There are specialized investment vehicles just for commercial space services. Investors can support companies focused on everything from launch services to Earth observation to lunar services, and even to new spaceports, he said.
And the mind-boggling amount of wealth created by the SpaceX IPO — about 4,400 current and former SpaceX employees are expected to become millionaires, according to the New York Times — has led Manber to make a pretty safe prediction.
"One of the unanticipated impacts of the SpaceX IPO will be the literally dozens and dozens of newly minted commercial space entrepreneurs who will self-fund their own companies," he said. "A true explosion in commercial space services is about to be realized, thanks to the transfer of wealth to hundreds of SpaceX employees."
The moment reminded Manber of another key IPO in history.
"I'm reminded that the world's first IPO was for the Dutch East India Company in 1602 to pay for their spice trading voyagers which were both years in the making and technically difficult to achieve," Manber said. "This time investors are supporting what could be the first voyagers to the planet Mars. Never underestimate the power of the commercial marketplace and its role in commercial exploration."

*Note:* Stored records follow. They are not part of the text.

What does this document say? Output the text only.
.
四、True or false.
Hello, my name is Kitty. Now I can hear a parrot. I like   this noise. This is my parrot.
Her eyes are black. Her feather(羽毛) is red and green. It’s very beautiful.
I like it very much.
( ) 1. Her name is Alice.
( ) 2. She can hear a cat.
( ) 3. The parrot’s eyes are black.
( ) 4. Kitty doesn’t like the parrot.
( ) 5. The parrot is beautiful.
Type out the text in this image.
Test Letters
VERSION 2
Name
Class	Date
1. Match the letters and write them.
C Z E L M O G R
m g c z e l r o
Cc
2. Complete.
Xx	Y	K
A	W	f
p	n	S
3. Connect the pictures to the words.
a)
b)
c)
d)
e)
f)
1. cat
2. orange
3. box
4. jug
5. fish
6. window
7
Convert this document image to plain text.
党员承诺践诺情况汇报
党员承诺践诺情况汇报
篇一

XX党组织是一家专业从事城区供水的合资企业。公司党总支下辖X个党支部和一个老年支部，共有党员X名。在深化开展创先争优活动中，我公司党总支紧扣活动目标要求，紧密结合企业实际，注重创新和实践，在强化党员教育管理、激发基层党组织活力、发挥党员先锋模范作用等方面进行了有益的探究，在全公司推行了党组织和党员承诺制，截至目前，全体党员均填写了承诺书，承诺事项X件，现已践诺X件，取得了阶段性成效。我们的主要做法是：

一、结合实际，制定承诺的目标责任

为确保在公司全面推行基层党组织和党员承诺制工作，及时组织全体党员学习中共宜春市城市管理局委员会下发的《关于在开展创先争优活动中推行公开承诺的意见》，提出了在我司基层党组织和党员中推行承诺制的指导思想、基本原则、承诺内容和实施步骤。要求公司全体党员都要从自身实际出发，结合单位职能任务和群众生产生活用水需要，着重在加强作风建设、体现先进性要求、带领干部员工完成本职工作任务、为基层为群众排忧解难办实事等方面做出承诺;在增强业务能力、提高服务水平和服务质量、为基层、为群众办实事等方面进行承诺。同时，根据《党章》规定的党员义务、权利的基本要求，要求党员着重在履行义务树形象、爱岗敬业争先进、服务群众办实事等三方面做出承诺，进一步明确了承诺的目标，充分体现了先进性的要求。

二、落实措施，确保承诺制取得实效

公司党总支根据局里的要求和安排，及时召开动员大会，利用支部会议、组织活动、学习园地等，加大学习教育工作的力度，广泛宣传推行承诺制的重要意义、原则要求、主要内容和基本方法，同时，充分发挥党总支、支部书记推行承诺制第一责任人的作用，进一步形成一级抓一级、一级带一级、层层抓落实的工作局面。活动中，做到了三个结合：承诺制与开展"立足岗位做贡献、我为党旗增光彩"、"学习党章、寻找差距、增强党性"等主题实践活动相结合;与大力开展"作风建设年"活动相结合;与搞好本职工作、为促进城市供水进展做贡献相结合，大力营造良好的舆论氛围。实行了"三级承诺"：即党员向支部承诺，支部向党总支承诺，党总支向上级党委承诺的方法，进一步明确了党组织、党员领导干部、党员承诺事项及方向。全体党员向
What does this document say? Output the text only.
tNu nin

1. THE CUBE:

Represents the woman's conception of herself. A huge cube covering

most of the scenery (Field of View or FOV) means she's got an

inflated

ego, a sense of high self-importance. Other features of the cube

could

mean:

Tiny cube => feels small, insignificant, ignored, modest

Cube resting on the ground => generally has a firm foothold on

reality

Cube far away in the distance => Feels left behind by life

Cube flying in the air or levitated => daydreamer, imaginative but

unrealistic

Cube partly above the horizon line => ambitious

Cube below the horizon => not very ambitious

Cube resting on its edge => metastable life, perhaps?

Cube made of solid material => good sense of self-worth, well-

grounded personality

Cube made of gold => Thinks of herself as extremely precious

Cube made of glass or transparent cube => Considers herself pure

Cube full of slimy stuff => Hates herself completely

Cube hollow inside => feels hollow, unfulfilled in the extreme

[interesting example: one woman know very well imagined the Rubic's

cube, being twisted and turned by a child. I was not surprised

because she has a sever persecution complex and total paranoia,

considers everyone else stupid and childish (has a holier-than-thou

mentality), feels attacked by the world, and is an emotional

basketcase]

While SpaceX has evolved into more than just a space company over the last 24 years, Musk maintains that his long-term goal of making humanity a mutiplanetary species remains the same.
"That's what SpaceX is all about, is to take the fiction out of science fiction and create an exciting, inspiring future for everyone," Musk said as trading began today. "We want to be able to take anyone who wants to go to the moon, anyone who wants to go to Mars, or anywhere in the solar system, and maybe beyond the solar system."
Editor's note: This story was updated at 4:30 pm ET to include details of SpaceX's IPO success at the close of trading.